This project is a FastAPI-based web application that leverages machine learning to analyze MP3 audio files and predict the emotional content of songs. Using librosa, a Python library for audio analysis, the application extracts a wide range of audio features such as spectral, rhythmic, and harmonic characteristics from the uploaded track.
The extracted features are processed and scaled before being fed into a custom-trained multi-output regression model, which generates a quantitative emotional profile for each song across 15 different distinct moods. The model is trained to handle multiple outputs simultaneously, allowing it to capture complex emotional nuances in music.
- FastAPI backend: lightweight and fast API server for handling audio uploads and predictions.
- Audio feature extraction: leverages librosa to capture rich features from songs.
- Multi-output regression model: predicts multiple emotional dimensions simultaneously.

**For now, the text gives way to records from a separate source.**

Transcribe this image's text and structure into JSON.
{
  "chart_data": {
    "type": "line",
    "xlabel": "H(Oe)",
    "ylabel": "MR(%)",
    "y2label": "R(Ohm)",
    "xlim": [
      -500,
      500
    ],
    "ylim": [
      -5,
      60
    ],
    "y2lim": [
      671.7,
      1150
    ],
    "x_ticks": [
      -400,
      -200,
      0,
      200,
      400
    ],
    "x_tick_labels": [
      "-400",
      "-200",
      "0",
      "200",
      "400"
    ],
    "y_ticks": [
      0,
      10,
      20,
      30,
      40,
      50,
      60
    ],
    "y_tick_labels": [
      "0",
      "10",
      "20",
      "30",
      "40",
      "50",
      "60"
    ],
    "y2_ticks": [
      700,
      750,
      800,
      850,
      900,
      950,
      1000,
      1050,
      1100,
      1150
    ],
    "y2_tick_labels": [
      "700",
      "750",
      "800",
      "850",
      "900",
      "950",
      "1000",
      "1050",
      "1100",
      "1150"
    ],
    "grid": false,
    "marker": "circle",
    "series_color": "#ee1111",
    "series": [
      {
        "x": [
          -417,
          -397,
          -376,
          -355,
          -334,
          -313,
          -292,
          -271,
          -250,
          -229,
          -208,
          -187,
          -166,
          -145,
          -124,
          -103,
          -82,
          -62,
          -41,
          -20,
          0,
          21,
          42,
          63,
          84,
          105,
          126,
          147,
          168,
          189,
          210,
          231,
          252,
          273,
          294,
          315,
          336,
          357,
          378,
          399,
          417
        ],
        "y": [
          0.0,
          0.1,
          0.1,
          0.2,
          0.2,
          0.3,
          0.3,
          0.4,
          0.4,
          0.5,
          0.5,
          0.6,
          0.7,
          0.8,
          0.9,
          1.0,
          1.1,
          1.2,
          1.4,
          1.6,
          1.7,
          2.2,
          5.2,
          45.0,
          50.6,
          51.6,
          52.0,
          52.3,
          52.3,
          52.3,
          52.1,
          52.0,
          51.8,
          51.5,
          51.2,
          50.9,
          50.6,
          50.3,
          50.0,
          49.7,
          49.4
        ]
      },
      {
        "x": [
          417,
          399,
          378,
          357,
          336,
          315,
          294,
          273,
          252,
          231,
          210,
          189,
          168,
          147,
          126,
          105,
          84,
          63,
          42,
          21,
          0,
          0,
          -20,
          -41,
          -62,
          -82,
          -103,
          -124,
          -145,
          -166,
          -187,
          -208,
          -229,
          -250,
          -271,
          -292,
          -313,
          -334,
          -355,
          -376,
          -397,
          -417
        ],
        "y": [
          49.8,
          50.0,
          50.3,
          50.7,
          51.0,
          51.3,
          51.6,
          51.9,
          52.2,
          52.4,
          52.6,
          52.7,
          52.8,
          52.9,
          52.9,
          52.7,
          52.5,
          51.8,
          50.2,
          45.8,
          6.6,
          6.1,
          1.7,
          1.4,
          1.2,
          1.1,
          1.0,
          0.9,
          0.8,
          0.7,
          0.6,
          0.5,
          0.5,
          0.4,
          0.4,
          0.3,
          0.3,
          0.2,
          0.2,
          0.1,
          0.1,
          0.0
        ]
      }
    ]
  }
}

- JSON output: structured, machine-readable predictions for integration into other systems.
-
Clone this repo
-
Install dependencies:
- Python 3.11
- uvicorn 0.38.0
- aiofiles 25.1.0
- python-multipart 0.0.20
- librosa 0.11.0
- numpy 2.3.4
- pandas 2.3.3
- joblib 1.5.2
- fastapi 0.121.0
-
Run the API locally with uvicorn
uvicorn main:app --reload
-
Open this link in your browser:
-
Run program using /predict and upload your mp3 file
While this project demonstrates the ability to predict emotional content from audio features, the model’s accuracy is inherently limited by the size and diversity of the training data. Music emotion recognition is a complex problem that typically requires large-scale datasets with thousands of labeled tracks to capture the wide variety of genres, styles, and listener perceptions; with a smaller dataset, predictions should be interpreted as illustrative rather than fully reliable. If Spotify improved their API this would be achievable, but as of now they are not responding to any of my inquiries about my api key failing.